Now, Collins pegs that milestone for 2024, with flight tests happening in Montreal. Ground tests are to start this year.
The partners plan to mate Collins’ 1MW motor with a 1MW fuel-burning engine supplied by P&WC, creating a 2MW hybrid system. They will replace one of the Dash 8’s two PW100 turboprops with that system.
“The electric motor will provide extra power during take-off and climb, allowing the fuel-burning engine to be optimised for cruise efficiency,” Collins say.
“We can operate this propulsion system either on the motor generator, or the thermal engine, or both,” says P&W vice-president of propulsion and material technologies Frank Preli.
Such technology could improve turboprop efficiency by 30% and be in service around the mid-2030s.
Collins will continue advancing its electric-motor work at a Rockford, Illinois lab it calls “The Grid”, which will be fully operating in 2023, says Collins vice-president of engineering for power controls Bill Dolan.
Collins previously said The Grid would open in 2020.
Longer term, the Raytheon companies intend to mate a 1MW motor to a variant of the PW1100G turbofan, which powers Airbus A320neo-family jets, says Preli.

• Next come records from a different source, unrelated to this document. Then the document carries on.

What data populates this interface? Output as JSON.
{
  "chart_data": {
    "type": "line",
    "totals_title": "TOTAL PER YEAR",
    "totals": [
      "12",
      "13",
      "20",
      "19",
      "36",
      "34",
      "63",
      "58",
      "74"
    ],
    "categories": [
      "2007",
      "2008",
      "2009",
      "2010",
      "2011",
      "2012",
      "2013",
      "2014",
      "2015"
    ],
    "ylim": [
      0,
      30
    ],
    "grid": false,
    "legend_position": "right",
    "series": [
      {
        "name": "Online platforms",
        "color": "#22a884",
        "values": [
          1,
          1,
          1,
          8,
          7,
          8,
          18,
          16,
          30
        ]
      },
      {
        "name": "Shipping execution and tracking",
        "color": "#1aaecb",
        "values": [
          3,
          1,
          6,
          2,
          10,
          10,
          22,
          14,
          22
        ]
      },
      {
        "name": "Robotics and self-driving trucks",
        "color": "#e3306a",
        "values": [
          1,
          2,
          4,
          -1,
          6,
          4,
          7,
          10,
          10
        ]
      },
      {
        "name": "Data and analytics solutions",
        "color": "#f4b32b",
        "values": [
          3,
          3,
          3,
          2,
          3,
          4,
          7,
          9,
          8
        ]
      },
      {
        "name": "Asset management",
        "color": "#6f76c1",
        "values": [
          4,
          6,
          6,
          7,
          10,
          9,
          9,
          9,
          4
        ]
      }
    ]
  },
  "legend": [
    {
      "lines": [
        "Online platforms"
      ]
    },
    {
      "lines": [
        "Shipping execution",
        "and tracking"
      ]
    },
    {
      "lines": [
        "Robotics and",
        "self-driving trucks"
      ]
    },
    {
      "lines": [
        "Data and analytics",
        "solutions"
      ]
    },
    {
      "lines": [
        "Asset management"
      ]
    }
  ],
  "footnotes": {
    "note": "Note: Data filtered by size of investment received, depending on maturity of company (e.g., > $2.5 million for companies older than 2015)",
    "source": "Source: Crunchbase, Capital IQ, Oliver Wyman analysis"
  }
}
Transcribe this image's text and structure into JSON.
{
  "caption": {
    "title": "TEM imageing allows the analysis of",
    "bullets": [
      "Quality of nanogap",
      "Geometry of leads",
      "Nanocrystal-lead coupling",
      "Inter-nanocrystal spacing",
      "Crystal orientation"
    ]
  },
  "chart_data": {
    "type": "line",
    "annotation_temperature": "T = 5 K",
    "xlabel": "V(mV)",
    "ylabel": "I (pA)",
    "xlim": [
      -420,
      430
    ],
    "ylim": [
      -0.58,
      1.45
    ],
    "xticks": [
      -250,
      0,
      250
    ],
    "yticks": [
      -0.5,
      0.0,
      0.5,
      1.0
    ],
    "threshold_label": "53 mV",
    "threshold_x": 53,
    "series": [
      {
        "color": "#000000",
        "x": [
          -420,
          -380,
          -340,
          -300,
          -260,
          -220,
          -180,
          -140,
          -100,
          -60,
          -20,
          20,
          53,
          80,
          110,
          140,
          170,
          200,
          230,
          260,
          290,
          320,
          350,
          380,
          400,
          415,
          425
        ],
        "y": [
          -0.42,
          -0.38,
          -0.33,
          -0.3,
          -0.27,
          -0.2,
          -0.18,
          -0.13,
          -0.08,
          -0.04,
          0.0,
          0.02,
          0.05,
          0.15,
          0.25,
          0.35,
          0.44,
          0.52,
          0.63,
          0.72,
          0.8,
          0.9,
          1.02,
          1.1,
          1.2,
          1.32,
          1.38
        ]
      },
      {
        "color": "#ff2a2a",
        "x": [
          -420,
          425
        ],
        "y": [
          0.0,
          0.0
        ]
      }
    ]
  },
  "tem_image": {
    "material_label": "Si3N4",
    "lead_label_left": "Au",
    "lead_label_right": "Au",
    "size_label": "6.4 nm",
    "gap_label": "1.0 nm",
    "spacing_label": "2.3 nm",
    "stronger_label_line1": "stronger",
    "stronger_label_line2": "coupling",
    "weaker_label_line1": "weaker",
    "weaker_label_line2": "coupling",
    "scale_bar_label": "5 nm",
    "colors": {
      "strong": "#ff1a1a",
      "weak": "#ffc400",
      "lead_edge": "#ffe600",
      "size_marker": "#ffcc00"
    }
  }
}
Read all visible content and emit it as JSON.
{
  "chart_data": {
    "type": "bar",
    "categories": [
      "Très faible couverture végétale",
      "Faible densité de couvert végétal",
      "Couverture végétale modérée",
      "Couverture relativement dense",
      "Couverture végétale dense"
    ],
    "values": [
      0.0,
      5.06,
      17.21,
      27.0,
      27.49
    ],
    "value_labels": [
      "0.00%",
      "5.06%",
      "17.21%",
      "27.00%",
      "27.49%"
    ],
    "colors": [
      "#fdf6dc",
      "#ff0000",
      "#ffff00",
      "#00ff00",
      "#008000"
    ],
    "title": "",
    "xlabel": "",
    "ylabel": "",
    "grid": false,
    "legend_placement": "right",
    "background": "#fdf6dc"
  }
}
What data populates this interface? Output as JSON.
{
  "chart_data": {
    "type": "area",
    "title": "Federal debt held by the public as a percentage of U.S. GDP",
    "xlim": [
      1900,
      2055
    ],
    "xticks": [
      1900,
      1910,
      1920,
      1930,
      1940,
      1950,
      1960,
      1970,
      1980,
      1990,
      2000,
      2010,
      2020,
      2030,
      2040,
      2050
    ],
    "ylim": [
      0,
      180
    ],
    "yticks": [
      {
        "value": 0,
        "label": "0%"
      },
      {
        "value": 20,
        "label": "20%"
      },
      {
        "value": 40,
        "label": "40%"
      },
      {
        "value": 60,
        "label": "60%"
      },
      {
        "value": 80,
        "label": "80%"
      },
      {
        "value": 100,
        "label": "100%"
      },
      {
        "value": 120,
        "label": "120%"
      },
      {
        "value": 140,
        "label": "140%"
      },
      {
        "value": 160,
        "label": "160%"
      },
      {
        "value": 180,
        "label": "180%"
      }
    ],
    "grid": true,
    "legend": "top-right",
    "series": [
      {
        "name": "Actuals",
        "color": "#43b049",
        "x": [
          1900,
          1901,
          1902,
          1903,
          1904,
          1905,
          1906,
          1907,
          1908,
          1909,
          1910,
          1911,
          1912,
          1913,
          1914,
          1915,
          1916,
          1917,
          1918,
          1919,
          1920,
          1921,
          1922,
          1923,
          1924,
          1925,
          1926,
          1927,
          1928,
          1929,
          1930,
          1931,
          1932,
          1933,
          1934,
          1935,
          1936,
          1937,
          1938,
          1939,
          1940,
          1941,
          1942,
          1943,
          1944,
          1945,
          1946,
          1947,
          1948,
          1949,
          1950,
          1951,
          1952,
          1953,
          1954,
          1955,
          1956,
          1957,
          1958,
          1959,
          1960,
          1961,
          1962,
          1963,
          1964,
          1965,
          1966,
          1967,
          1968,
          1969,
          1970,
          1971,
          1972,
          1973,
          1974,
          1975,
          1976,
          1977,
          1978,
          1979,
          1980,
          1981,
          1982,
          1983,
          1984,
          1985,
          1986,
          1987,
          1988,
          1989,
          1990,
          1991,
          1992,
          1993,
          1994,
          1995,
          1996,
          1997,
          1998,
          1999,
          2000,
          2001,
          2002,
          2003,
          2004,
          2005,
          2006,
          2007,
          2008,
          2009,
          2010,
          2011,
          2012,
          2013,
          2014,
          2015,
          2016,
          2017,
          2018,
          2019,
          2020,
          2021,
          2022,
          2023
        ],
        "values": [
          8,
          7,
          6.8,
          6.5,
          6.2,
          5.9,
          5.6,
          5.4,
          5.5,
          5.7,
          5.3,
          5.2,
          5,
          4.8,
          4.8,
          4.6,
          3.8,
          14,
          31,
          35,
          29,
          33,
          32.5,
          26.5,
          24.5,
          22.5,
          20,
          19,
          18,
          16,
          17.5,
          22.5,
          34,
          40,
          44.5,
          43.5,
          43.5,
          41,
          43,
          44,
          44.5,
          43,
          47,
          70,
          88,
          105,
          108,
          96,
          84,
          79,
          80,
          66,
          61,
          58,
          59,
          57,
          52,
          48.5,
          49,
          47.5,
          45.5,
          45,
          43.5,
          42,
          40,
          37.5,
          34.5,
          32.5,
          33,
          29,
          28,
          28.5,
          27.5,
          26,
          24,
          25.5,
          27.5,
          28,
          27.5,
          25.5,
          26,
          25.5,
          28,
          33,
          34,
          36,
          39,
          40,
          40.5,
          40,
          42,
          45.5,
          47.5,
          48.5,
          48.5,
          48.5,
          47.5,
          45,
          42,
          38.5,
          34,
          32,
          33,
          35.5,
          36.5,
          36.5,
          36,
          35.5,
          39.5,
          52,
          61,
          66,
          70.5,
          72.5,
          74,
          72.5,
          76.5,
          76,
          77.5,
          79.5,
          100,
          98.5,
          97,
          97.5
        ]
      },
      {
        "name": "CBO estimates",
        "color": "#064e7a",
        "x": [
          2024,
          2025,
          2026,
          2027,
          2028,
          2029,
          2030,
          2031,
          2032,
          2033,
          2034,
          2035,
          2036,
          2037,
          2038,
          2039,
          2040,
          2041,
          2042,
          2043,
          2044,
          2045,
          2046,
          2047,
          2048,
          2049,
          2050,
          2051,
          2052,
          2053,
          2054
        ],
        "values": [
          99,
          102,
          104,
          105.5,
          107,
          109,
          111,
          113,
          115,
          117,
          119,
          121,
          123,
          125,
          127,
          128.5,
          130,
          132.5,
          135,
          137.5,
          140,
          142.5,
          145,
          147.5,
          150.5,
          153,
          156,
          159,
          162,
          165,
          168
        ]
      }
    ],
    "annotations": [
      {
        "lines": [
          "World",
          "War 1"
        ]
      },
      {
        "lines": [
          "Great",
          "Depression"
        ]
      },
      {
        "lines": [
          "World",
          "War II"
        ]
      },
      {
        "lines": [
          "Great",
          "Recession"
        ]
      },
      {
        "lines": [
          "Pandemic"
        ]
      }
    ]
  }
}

With such a configuration, the electric system would generate only about 5% of combined system’s power – not half, as with the turboprop, Preli adds. “Even at this mild level, it makes a lot of sense… The architectural can grow and evolve as energy storage evolves.”
A hybrid-electric turboprop as feasible in the next decade but a hybrid-electric turbofan will require more time, Preli says. “There’s a tremendous amount of work to do.”